Businesses will save an extra $23 million a year following a federal government move to simplify assessments of industrial chemicals while maintaining safety standards.
Assistant Minister for Health Fiona Nash said industrial chemicals were typically used in solvents, adhesives, plastics, paints, inks, fuels, or laboratory reagents, as well as in refrigeration, cosmetics and household cleaning.
“The National Industrial Chemicals Notification and Assessment Scheme (NICNAS) will move to a more proportionate risk-based framework to assess industrial chemicals, including chemicals imported into Australia,” Ms Nash said.
“Simplifying this process is expected to save business around $23 million a year and benefit all sorts of companies – from cosmetics manufacturers to products making household cleaning products.

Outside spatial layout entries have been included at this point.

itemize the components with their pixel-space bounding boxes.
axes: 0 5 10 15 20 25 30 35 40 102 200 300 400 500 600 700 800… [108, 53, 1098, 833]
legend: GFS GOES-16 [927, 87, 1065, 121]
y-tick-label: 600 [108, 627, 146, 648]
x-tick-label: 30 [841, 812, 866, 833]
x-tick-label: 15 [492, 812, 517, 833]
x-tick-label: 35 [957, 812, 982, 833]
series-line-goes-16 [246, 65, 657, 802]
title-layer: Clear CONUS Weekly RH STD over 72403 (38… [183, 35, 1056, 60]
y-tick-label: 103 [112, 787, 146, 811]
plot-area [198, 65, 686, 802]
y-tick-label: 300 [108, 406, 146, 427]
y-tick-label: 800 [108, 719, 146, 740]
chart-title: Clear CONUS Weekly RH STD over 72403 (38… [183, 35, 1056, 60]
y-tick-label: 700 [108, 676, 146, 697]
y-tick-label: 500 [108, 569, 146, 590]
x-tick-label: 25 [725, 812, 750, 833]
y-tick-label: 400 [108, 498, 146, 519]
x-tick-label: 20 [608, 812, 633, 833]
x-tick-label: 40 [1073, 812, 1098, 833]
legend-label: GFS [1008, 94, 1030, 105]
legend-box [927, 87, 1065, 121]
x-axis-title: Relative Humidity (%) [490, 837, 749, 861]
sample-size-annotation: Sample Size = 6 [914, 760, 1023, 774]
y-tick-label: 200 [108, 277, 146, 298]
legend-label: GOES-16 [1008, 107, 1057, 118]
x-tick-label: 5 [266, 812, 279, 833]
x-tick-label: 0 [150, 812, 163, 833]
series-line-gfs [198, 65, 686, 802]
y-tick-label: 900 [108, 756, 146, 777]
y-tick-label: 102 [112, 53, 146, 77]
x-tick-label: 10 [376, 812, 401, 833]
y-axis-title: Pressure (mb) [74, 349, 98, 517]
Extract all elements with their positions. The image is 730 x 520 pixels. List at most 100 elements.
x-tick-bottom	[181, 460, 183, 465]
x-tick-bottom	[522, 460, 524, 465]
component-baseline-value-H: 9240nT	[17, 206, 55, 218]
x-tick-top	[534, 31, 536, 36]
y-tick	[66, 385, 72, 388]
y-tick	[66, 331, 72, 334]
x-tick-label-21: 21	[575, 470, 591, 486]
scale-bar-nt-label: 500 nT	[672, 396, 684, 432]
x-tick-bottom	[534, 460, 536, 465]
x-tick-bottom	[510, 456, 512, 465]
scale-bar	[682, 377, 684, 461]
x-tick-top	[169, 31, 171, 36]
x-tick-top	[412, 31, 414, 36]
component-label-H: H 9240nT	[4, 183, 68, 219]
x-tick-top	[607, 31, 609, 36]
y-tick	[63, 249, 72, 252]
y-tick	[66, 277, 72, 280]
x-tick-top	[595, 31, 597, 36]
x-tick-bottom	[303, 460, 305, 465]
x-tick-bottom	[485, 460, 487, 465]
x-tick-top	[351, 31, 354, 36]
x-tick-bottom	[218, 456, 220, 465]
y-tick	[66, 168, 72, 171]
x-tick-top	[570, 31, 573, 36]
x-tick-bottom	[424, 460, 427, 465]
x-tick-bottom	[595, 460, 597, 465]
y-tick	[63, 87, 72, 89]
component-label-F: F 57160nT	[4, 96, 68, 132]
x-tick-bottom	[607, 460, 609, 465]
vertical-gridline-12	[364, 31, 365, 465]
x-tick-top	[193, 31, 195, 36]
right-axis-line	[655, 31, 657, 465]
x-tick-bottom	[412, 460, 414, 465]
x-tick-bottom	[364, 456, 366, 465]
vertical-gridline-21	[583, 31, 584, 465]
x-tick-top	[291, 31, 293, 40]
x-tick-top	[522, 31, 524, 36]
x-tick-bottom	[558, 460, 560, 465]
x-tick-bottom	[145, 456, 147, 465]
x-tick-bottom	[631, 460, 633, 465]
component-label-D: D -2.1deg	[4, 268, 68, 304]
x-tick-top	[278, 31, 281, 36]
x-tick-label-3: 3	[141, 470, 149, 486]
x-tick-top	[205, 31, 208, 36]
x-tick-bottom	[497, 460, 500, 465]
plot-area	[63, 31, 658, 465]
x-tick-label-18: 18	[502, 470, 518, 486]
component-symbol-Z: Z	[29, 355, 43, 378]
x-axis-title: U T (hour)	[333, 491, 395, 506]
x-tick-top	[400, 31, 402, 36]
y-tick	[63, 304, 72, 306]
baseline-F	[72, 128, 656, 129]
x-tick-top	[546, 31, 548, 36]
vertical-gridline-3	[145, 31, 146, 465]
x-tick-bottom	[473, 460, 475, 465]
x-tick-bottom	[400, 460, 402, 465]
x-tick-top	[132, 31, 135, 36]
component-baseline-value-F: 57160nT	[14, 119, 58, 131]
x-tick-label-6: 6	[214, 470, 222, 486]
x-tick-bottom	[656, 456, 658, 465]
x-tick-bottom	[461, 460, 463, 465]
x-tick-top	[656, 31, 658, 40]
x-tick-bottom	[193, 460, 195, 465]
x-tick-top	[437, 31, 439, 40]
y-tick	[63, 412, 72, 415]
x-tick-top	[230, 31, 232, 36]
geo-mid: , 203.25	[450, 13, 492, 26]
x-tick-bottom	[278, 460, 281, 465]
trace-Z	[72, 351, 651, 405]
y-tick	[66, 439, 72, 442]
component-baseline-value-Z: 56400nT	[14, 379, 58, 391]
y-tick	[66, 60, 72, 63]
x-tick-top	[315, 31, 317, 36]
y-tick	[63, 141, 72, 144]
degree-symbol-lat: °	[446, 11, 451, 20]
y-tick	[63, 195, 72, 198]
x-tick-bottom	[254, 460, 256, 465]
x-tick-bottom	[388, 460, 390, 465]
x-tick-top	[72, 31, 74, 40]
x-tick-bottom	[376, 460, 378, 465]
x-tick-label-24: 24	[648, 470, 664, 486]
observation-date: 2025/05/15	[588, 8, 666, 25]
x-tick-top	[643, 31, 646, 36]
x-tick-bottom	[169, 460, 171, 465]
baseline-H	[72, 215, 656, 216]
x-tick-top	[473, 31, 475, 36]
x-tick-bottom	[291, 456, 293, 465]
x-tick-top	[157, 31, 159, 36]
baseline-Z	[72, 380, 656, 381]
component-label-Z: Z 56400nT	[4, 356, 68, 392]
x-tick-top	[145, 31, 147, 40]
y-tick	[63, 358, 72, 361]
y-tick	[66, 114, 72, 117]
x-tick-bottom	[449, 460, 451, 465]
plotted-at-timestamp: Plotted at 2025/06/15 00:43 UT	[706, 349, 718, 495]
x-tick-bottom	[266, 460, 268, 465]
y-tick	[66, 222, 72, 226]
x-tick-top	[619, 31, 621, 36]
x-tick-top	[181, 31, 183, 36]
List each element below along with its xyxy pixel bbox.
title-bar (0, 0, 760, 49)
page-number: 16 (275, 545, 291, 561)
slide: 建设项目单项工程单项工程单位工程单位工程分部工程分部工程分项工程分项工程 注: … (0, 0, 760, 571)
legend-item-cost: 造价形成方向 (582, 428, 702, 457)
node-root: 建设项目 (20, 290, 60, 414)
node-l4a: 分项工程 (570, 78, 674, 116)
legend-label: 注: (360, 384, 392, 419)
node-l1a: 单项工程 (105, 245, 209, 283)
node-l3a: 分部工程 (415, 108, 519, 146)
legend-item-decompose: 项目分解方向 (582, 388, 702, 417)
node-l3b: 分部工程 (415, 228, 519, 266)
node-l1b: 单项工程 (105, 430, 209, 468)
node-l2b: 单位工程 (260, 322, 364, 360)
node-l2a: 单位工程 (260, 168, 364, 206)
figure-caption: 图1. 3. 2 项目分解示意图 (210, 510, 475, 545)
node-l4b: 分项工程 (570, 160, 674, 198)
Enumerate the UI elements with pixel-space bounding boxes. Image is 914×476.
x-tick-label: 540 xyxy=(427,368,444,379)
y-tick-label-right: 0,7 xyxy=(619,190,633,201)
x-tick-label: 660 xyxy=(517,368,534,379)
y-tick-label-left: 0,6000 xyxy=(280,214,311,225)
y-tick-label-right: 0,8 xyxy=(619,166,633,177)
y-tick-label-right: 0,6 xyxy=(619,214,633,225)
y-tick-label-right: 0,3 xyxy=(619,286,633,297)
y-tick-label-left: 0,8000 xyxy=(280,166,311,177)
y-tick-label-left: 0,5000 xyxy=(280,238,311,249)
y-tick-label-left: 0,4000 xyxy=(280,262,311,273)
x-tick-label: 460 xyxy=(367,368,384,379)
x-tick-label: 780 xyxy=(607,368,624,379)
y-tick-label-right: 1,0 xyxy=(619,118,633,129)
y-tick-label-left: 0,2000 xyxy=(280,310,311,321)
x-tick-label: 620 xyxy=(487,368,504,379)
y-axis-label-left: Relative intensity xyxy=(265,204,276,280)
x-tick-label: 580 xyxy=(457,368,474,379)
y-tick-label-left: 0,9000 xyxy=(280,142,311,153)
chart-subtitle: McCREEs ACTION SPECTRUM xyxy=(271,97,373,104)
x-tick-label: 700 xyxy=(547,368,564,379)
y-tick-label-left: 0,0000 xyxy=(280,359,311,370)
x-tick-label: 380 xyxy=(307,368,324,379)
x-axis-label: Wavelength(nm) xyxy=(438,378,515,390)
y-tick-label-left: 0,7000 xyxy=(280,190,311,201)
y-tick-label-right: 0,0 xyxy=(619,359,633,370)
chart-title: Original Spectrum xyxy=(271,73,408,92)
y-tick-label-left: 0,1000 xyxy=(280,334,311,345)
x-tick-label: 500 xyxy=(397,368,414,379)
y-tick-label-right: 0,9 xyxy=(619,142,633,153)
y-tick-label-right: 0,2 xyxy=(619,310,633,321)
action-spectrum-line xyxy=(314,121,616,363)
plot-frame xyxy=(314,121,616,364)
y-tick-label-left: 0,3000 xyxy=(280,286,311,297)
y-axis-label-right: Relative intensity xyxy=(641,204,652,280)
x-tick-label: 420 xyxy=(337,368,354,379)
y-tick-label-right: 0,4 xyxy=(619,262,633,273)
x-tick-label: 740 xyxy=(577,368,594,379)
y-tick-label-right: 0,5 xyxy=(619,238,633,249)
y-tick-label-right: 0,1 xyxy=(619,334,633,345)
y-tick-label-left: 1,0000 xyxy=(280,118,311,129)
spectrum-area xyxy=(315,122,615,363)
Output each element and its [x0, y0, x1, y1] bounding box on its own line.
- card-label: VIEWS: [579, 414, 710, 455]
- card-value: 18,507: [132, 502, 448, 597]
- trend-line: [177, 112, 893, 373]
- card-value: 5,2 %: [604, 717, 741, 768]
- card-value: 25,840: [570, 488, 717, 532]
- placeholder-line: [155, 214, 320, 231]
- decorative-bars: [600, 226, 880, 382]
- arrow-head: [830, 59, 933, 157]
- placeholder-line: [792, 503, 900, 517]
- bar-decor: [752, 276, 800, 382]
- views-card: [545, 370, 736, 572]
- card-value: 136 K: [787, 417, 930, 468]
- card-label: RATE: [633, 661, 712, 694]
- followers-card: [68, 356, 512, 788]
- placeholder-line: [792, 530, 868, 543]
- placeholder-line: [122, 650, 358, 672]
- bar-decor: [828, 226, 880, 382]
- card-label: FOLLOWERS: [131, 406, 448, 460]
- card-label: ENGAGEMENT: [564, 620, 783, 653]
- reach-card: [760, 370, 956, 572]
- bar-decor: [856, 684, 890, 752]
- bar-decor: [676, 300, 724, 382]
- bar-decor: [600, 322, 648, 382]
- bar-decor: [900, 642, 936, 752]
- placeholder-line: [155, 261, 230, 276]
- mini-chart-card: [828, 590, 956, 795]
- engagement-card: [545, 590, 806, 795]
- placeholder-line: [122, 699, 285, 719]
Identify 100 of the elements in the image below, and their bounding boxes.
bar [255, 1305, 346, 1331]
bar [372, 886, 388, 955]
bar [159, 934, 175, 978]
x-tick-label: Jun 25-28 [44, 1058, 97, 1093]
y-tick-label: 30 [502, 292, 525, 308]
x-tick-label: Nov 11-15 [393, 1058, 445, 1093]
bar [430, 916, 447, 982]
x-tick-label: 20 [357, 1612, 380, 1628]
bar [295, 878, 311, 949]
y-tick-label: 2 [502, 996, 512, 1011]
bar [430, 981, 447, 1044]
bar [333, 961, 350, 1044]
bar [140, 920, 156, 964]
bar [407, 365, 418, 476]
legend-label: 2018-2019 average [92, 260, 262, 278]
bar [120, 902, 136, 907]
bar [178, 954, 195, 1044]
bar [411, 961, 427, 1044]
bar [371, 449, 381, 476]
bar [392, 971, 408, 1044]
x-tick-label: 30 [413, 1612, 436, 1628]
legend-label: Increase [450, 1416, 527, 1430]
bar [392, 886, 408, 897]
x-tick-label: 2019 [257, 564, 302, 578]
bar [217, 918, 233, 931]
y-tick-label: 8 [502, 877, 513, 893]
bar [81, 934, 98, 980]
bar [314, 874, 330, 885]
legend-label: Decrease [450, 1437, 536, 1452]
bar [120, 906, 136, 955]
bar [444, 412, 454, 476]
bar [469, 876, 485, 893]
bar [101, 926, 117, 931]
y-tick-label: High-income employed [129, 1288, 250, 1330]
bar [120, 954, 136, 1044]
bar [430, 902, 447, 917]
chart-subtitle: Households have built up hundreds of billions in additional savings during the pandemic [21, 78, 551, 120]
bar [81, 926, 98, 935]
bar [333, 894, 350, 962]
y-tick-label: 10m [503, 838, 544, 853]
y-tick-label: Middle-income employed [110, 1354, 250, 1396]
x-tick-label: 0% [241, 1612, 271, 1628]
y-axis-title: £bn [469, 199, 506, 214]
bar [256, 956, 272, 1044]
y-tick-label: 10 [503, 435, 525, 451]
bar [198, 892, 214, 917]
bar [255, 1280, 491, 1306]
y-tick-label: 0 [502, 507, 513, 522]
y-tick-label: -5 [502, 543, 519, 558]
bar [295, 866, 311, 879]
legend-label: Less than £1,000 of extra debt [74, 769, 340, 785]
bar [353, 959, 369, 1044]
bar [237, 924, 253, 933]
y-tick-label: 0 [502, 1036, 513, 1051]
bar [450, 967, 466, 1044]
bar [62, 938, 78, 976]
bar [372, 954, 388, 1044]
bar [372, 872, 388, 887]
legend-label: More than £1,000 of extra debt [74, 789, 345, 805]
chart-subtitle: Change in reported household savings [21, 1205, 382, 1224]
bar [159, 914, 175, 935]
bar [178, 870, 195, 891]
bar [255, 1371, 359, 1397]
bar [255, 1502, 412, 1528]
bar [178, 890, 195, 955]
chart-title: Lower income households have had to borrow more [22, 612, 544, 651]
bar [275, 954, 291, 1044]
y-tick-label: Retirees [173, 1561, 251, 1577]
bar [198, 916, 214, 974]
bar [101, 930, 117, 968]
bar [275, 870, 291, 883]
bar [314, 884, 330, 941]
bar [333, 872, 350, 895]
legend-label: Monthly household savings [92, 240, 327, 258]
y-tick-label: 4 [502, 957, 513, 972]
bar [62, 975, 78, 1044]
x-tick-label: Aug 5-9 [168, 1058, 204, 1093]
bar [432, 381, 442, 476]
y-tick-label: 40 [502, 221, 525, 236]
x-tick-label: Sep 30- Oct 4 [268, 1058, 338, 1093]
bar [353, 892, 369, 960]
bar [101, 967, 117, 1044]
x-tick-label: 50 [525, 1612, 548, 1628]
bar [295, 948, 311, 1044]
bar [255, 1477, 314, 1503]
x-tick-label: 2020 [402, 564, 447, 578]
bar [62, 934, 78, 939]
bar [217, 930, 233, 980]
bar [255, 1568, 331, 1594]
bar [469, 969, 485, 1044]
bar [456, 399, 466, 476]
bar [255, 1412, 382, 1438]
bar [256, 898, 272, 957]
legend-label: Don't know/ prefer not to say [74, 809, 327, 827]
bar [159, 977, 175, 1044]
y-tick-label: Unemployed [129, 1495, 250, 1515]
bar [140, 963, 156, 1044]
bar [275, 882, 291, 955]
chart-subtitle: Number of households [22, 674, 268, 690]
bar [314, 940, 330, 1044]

“The changes will spur increased competition and innovation in the sector.
“A faster, simpler assessment process could result in a broader range of products available on the Australian market across a range of industries from household cleaning to hardware stores.”
NICNAS will also consider information made available by reputable overseas regulatory agencies to help inform and streamline the local assessment process.
Ms Nash said the Department of Health would work with all stakeholders to draft the new assessment framework before legislation is submitted to Parliament.
“These changes mean low risk industrial chemicals will get to market faster, allowing companies to create new products as well as safer versions of existing products.”
Although the reforms will be fully implemented by September 1, 2018, the government would make an upfront investment of $7 million so the full costs of the reforms can be recovered from industry over a longer period.
The Australian industrial chemical sector employs around 60,000 people and contributes over $11 billion to Australia’s economy.